Trichopterology is the study of caddisflies, an amazing order of insects with which I am truly enamored. The scientific name for these insects comes from the Greek Trichos for hair and Pteros for wing. Caddisflies as adults are terrestrial, hairy winged organisms which are very moth-like in appearance. Their manners are relatively secretive, flying at night, and can often be found in large numbers around outdoor lights. They do not feed as adults, unlike their close relatives the butterflies, they have only vestigial mouthparts. From the above description, some may say these creatures are wholly uninteresting, of no use economically, not an agricultural pest nor a vector of diseases, nothing more than bat food.

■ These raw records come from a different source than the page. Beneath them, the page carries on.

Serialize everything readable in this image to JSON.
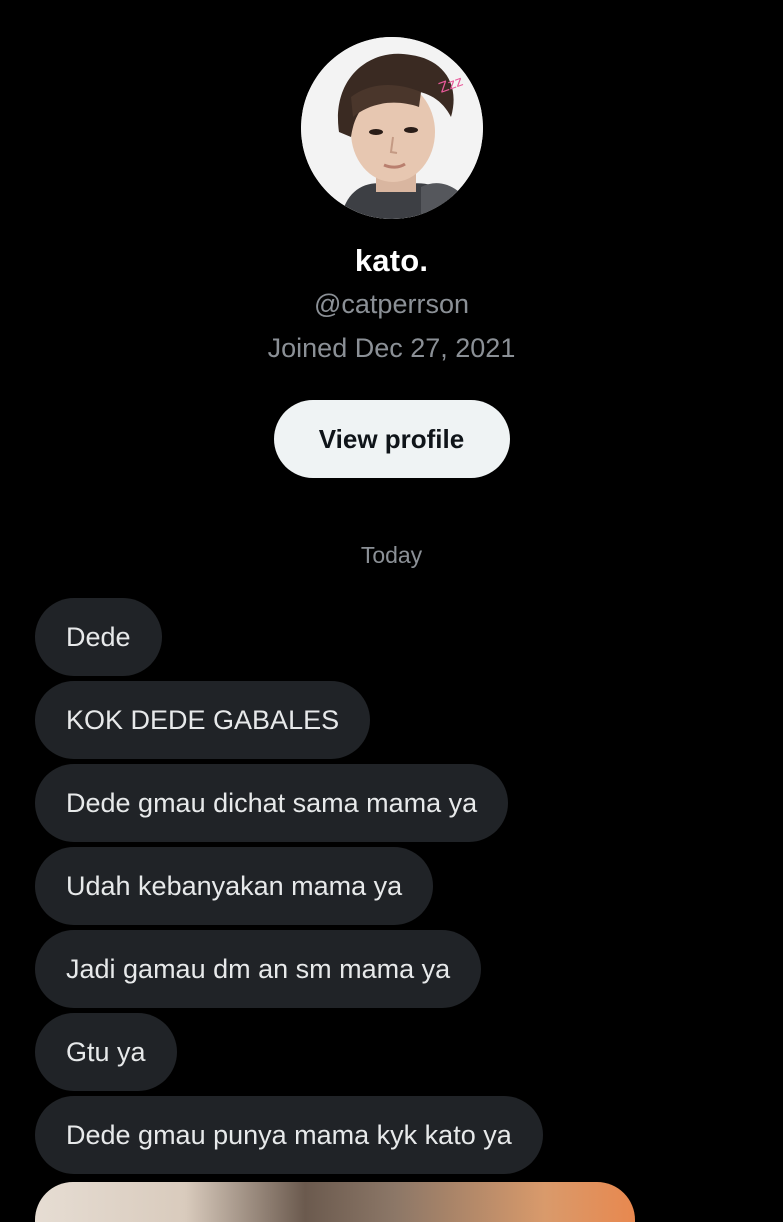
{
  "profile": {
    "display_name": "kato.",
    "handle": "@catperrson",
    "joined": "Joined Dec 27, 2021",
    "view_profile_label": "View profile",
    "avatar_sticker_text": "Zzz"
  },
  "conversation": {
    "date_divider": "Today",
    "messages": [
      {
        "text": "Dede"
      },
      {
        "text": "KOK DEDE GABALES"
      },
      {
        "text": "Dede gmau dichat sama mama ya"
      },
      {
        "text": "Udah kebanyakan mama ya"
      },
      {
        "text": "Jadi gamau dm an sm mama ya"
      },
      {
        "text": "Gtu ya"
      },
      {
        "text": "Dede gmau punya mama kyk kato ya"
      }
    ]
  },
  "colors": {
    "background": "#000000",
    "bubble": "#202327",
    "button_bg": "#eff3f4",
    "secondary_text": "#8b9096",
    "primary_text": "#e7e9ea"
  }
}
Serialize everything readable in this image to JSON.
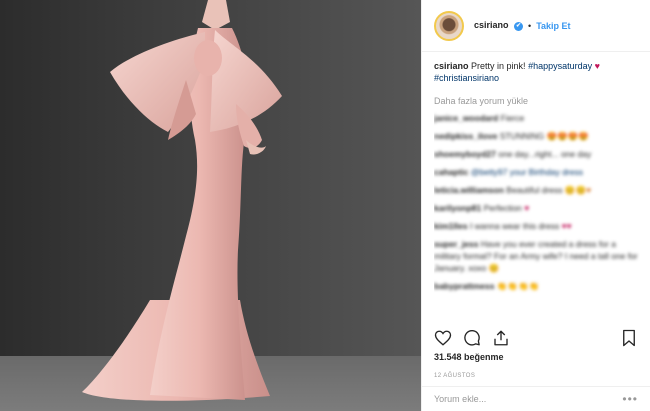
{
  "post": {
    "author": {
      "username": "csiriano",
      "verified_mark": "✔",
      "follow_label": "Takip Et",
      "dot": "•"
    },
    "caption": {
      "username": "csiriano",
      "text": "Pretty in pink!",
      "hashtag1": "#happysaturday",
      "emoji": "♥",
      "hashtag2": "#christiansiriano"
    },
    "load_more_label": "Daha fazla yorum yükle",
    "comments": [
      {
        "username": "janice_woodard",
        "text": "Fierce",
        "emoji": ""
      },
      {
        "username": "nedipkiss_ilove",
        "text": "STUNNING",
        "emoji": "😍😍😍😍"
      },
      {
        "username": "shoemyboyd27",
        "text": "one day...right... one day",
        "emoji": ""
      },
      {
        "username": "cahaptic",
        "text": "@betty97 your Birthday dress",
        "emoji": ""
      },
      {
        "username": "leticia.williamson",
        "text": "Beautiful dress",
        "emoji": "😊😊♥"
      },
      {
        "username": "karilyonp81",
        "text": "Perfection",
        "emoji": "♥"
      },
      {
        "username": "kim1lles",
        "text": "I wanna wear this dress",
        "emoji": "♥♥"
      },
      {
        "username": "super_jess",
        "text": "Have you ever created a dress for a military formal? For an Army wife? I need a tall one for January. xoxo",
        "emoji": "😊"
      },
      {
        "username": "babyprattmess",
        "text": "",
        "emoji": "👏👏👏👏"
      }
    ],
    "likes_label": "31.548 beğenme",
    "date_label": "12 AĞUSTOS",
    "comment_placeholder": "Yorum ekle...",
    "more_label": "•••"
  },
  "icons": [
    "heart-icon",
    "comment-icon",
    "share-icon",
    "bookmark-icon"
  ],
  "colors": {
    "link": "#3897f0",
    "text": "#262626",
    "muted": "#999999",
    "dress": "#eebfba"
  }
}
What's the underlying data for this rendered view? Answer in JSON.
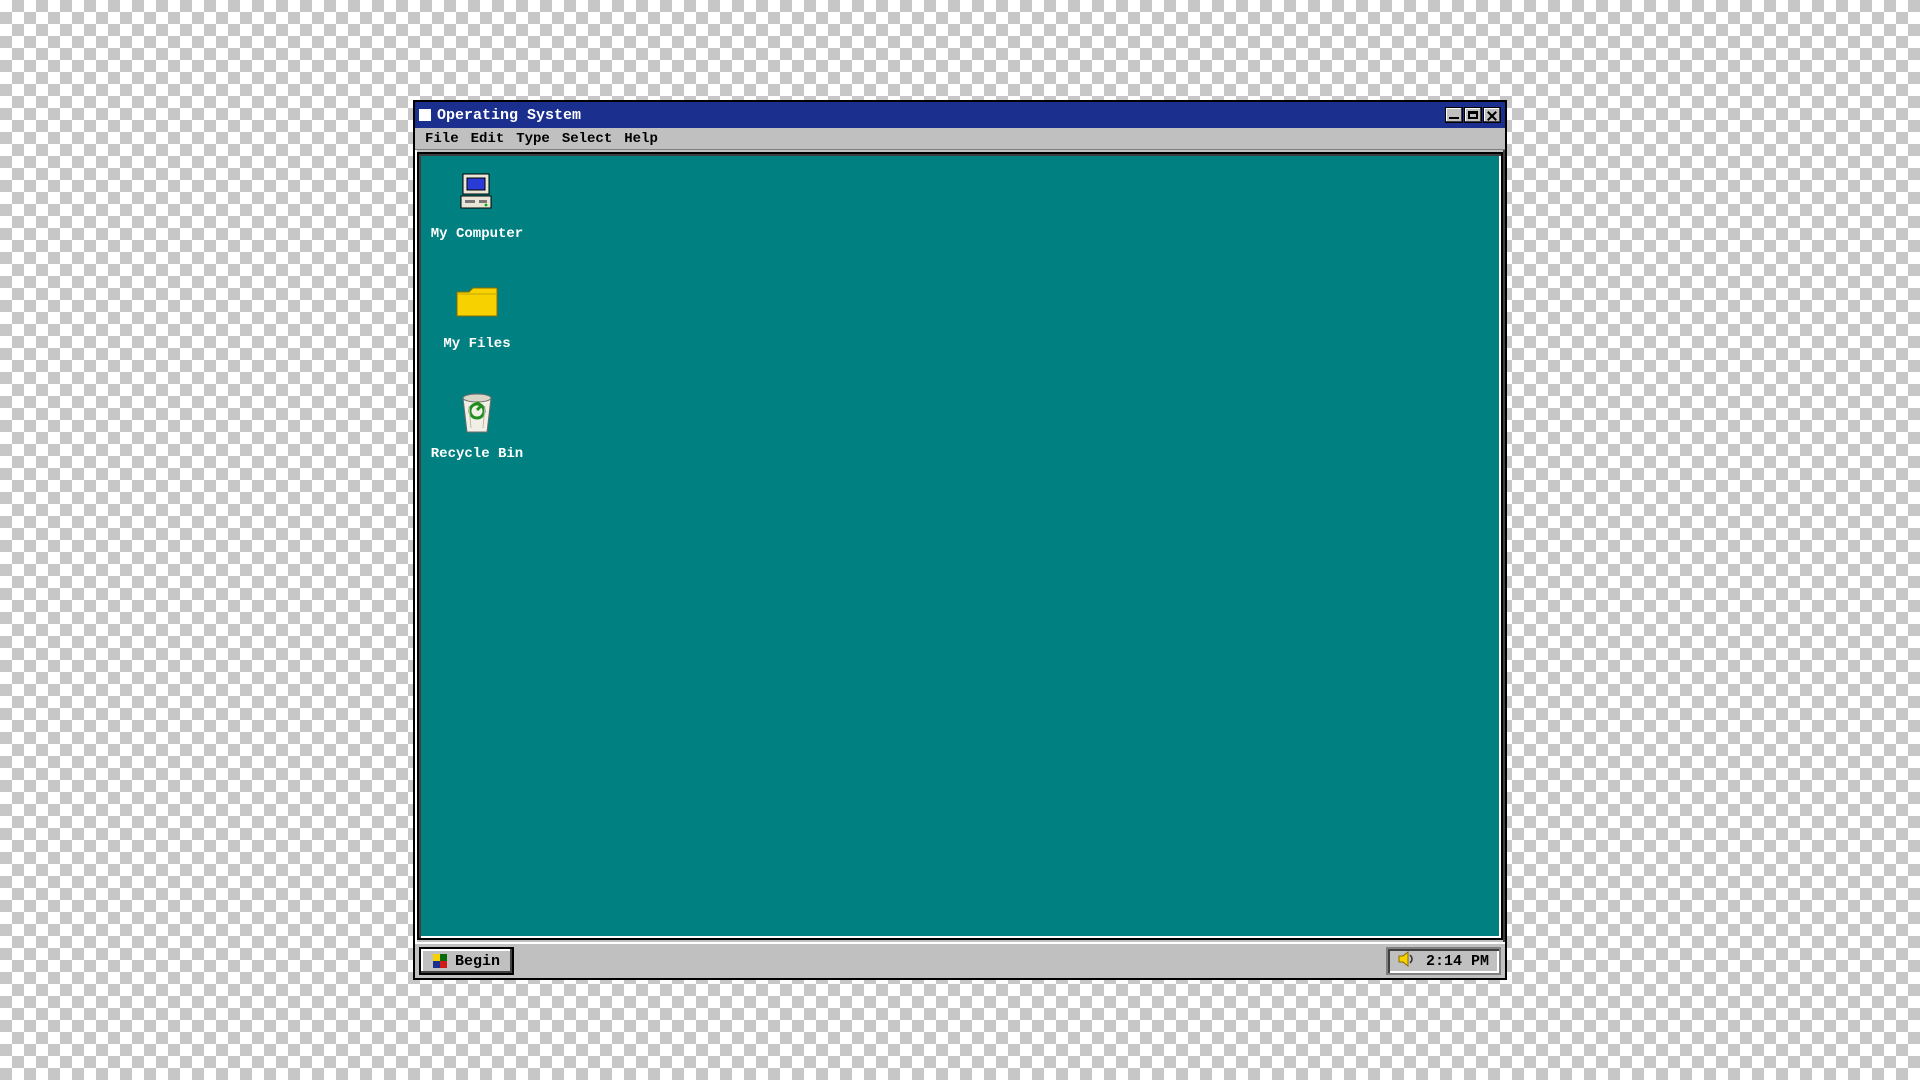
{
  "window": {
    "title": "Operating System"
  },
  "menu": {
    "file": "File",
    "edit": "Edit",
    "type": "Type",
    "select": "Select",
    "help": "Help"
  },
  "desktop": {
    "my_computer": "My Computer",
    "my_files": "My Files",
    "recycle_bin": "Recycle Bin"
  },
  "taskbar": {
    "begin": "Begin",
    "clock": "2:14 PM"
  },
  "colors": {
    "desktop_bg": "#008080",
    "titlebar_bg": "#1b2f8f",
    "chrome": "#c0c0c0"
  }
}
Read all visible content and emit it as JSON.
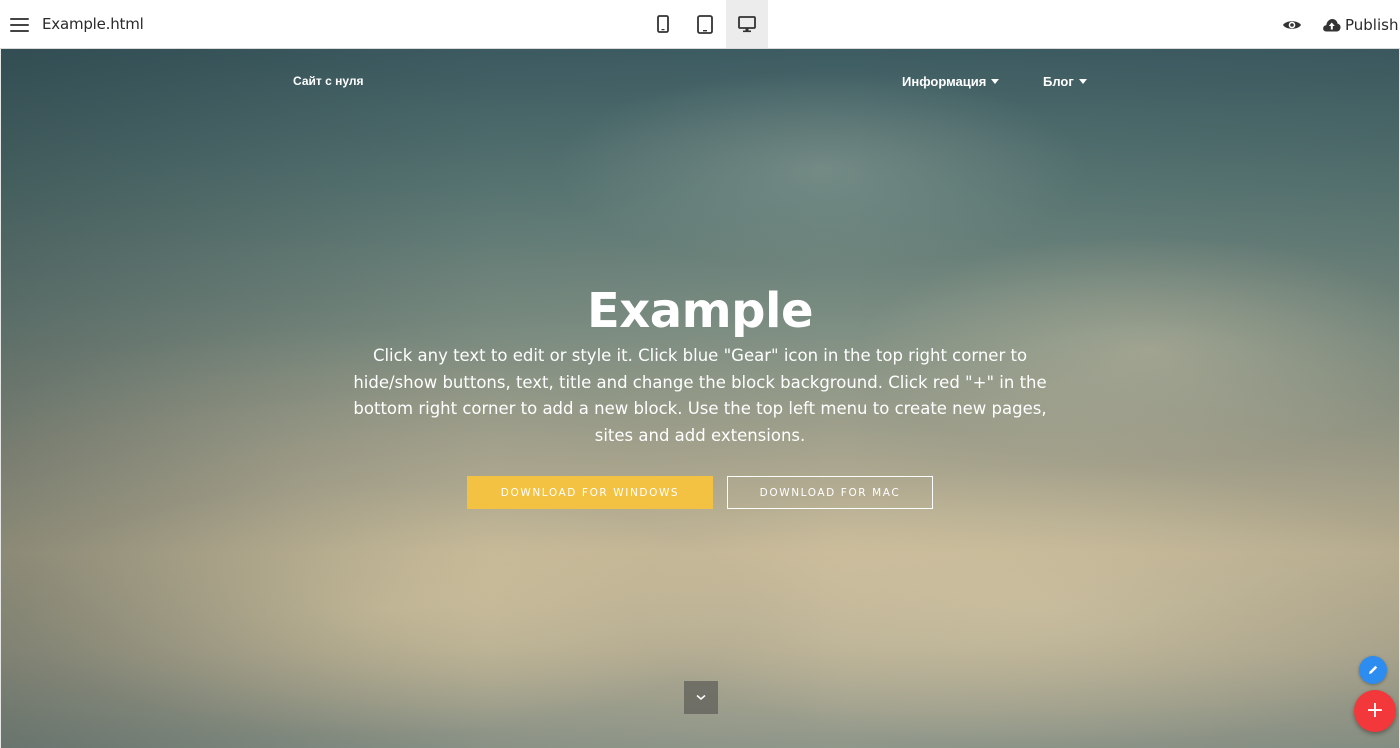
{
  "editor": {
    "filename": "Example.html",
    "devices": [
      {
        "name": "phone",
        "icon": "phone-icon",
        "active": false
      },
      {
        "name": "tablet",
        "icon": "tablet-icon",
        "active": false
      },
      {
        "name": "desktop",
        "icon": "desktop-icon",
        "active": true
      }
    ],
    "publish_label": "Publish",
    "icons": {
      "menu": "hamburger-menu-icon",
      "preview": "eye-icon",
      "publish": "cloud-upload-icon"
    }
  },
  "site": {
    "nav": {
      "brand": "Сайт с нуля",
      "items": [
        {
          "label": "Информация"
        },
        {
          "label": "Блог"
        }
      ]
    },
    "hero": {
      "title": "Example",
      "text": "Click any text to edit or style it. Click blue \"Gear\" icon in the top right corner to hide/show buttons, text, title and change the block background. Click red \"+\" in the bottom right corner to add a new block. Use the top left menu to create new pages, sites and add extensions.",
      "buttons": [
        {
          "label": "DOWNLOAD FOR WINDOWS"
        },
        {
          "label": "DOWNLOAD FOR MAC"
        }
      ]
    }
  },
  "fabs": {
    "edit_icon": "pencil-icon",
    "add_label": "+"
  },
  "colors": {
    "primary_button": "#f4c242",
    "fab_edit": "#2d8cf0",
    "fab_add": "#f2383a"
  }
}
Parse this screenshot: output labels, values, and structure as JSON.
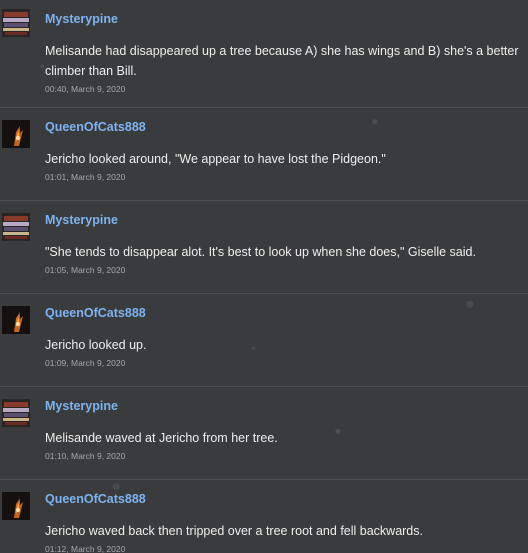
{
  "posts": [
    {
      "username": "Mysterypine",
      "avatar": "mysterypine-avatar",
      "message": "Melisande had disappeared up a tree because A) she has wings and B) she's a better climber than Bill.",
      "timestamp": "00:40, March 9, 2020"
    },
    {
      "username": "QueenOfCats888",
      "avatar": "queenofcats-avatar",
      "message": "Jericho looked around, \"We appear to have lost the Pidgeon.\"",
      "timestamp": "01:01, March 9, 2020"
    },
    {
      "username": "Mysterypine",
      "avatar": "mysterypine-avatar",
      "message": "\"She tends to disappear alot. It's best to look up when she does,\" Giselle said.",
      "timestamp": "01:05, March 9, 2020"
    },
    {
      "username": "QueenOfCats888",
      "avatar": "queenofcats-avatar",
      "message": "Jericho looked up.",
      "timestamp": "01:09, March 9, 2020"
    },
    {
      "username": "Mysterypine",
      "avatar": "mysterypine-avatar",
      "message": "Melisande waved at Jericho from her tree.",
      "timestamp": "01:10, March 9, 2020"
    },
    {
      "username": "QueenOfCats888",
      "avatar": "queenofcats-avatar",
      "message": "Jericho waved back then tripped over a tree root and fell backwards.",
      "timestamp": "01:12, March 9, 2020"
    }
  ],
  "colors": {
    "background": "#3a3b3c",
    "username": "#7cb3f0",
    "message": "#eeeeee",
    "timestamp": "#a7a8a9",
    "divider": "#4c4d4e"
  }
}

The larvae of these creatures, however, are an entirely different story. All immature caddisflies are fully aquatic with few exceptions. These are underwater caterpillars thriving in freshwater of all kinds around the world. These are the underwater architects (as the great Trichoptera taxonomist GB Wiggins called them in his book of the same name), whom construct incredible wonders beneath the surface of the water all around us, cases of silk, of wood, leaves, stones, which they carry around with them. Others create masterful nets of silk with meshes so fine they put our human counterparts to shame. The range of ecologies within this order is immense, from dentritovores to herbivores, omnivores and even predators, and their diversity of habitats is just as great. All freshwater habitats, from glacial waterfalls to springs and seeps, to rivers, streams, lakes, temporary pools, all have become habitats for these marvels; they are found in all faunal regions except the antarctic. Caddisflies have even taken this one step further: they are the only insect that has (at least partially) found a niche in the marine environment.
So why should you be interested? For their amazing behavior of spinning silk into underwater masterpieces? For their range of habitats and ecologies? If nothing else, you should be interested for the impact they have on our lives as humans, as members of aquatic ecology, as a link in our fisheries food chain, as a canary in the well for the damage we have done to our waters, and finally, as a biomonitoring tool to help us correct our wrongs to the natural world.
I wish to discuss all this and more in great detail as time continues. When you are passionate about life, you feel the need to share that passion.
A note: I do understand that the correct term would be "Trichopterist". My usage of Trichopterologist is a pun against myself, in the same way I might call myself a "scientician". A person needs the ability to laugh at them self when they are pursuing something they are truly passionate about, or otherwise they become too serious, and they loose that passion. A good nature of fun along with discipline and dedication is important for any person in this world.